# Battier signs deal w/ Chinese shoe maker



## Yao Mania (Aug 4, 2003)

And its not even Li Ning:

http://sports.yahoo.com/nba/news?slug=afp-basketnbachnsponsor&prov=afp&type=lgns



> BEIJING (AFP) - Newly acquired Houston Rocket forward Shane Battier, a teammate of All-Star center Yao Ming, has signed a deal to wear a Chinese basketball shoe during the upcoming NBA season, reports said.
> 
> Battier arrived in Beijing on Thursday and immediately headed to an event at which he was introduced as the first NBA player to wear Peak shoes, state television reported.
> 
> The shoe is made by the Peak Group, a sports apparel manufacturer based in southeast China's Fujian province.

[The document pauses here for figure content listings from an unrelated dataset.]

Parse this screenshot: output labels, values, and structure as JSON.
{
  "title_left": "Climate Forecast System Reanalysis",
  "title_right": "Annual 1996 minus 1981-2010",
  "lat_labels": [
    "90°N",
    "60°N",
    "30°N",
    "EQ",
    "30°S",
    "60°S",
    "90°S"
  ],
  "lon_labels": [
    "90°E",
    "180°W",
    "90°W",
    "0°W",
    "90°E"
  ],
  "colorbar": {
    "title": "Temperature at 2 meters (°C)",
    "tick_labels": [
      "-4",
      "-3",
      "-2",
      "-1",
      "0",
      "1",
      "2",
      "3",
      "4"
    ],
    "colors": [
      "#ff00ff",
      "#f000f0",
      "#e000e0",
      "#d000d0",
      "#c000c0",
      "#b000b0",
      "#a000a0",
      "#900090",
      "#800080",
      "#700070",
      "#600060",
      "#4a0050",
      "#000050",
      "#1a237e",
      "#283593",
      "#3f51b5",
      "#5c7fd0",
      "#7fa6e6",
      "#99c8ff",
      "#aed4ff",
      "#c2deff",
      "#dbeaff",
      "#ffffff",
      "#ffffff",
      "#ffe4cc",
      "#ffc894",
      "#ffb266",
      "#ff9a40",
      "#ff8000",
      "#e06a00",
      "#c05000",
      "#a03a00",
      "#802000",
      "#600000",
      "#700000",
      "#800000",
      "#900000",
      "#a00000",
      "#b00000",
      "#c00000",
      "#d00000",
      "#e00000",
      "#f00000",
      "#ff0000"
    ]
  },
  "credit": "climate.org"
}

Just hope his shoes won't fall apart while playing this season.


----------



## debarge (Nov 13, 2005)

Are they like gonna be Addias, Nike, Rebok, Pumas' what? I read he has to wear them every game? I hope they look 'good', I didn't like the Tmac 5, the previous Tmac's were really nice. I have to give Starbury some credit, his shoes look pretty nice in white, I've only seen white.


----------



## Dean the Master (Feb 19, 2006)

Good for Battier to get some fans from China. Battier is a smart Business man. I think he his trying to get himself into the All-Star game in Vegas. I think Battier loves Vegas. He is going to be on E!


----------



## Ruff Draft (Nov 21, 2004)

As soon as I saw this I thought the Chinese population would vote him into the All-Star game.


----------



## Dean the Master (Feb 19, 2006)

I have a request for our Chinese fans. What is the brand "Peak"? Can any of you give us some sort of review of the Company? If we can have the pictures going that would be great. Thank you.


----------



## yao (Dec 18, 2005)

it's not a famous company in China:
http://www.chinapeak.com/english/index.html



Dean the Master said:


> I have a request for our Chinese fans. What is the brand "Peak"? Can any of you give us some sort of review of the Company? If we can have the pictures going that would be great. Thank you.


----------



## TracywtFacy (Mar 29, 2005)

wow, their shoes look ultra ugly, hope he's just endorsing them and not actually wearing them in games... hopefully they'll bring out some decent ones for battier


----------



## kisstherim (Jul 15, 2004)

TracywtFacy said:


> wow, their shoes look ultra ugly, hope he's just endorsing them and not actually wearing them in games... hopefully they'll bring out some decent ones for battier


Agreed. Best wishes to him :angel: No more injury plz :gopray:

Anyway, PEAK payed him more than 4 million dollars for this endorsement, the contract is 3 years.


----------



## kisstherim (Jul 15, 2004)

yao said:


> it's not a famous company in China:
> http://www.chinapeak.com/english/index.html


hello, Yao, isn't ur biggest enemy in China--Liu Yudong--just wearing Peak? :wink:

Talking about fame, PEAK is actually very famous in China, only second to LiNing, I guess.(Maybe ANTA is second) But I have never bought any stuffs of it so I don't know how the quality of their products is like.


----------



## single-9 (May 10, 2005)

PEAK is big company in china, but this dose not mean their shoes are popular with basketball fans. Actually, i've never seen anybody wearing PEAK except on TV ads. 

i kinda hope battier would sign to Li-Ning just like Shaq...


----------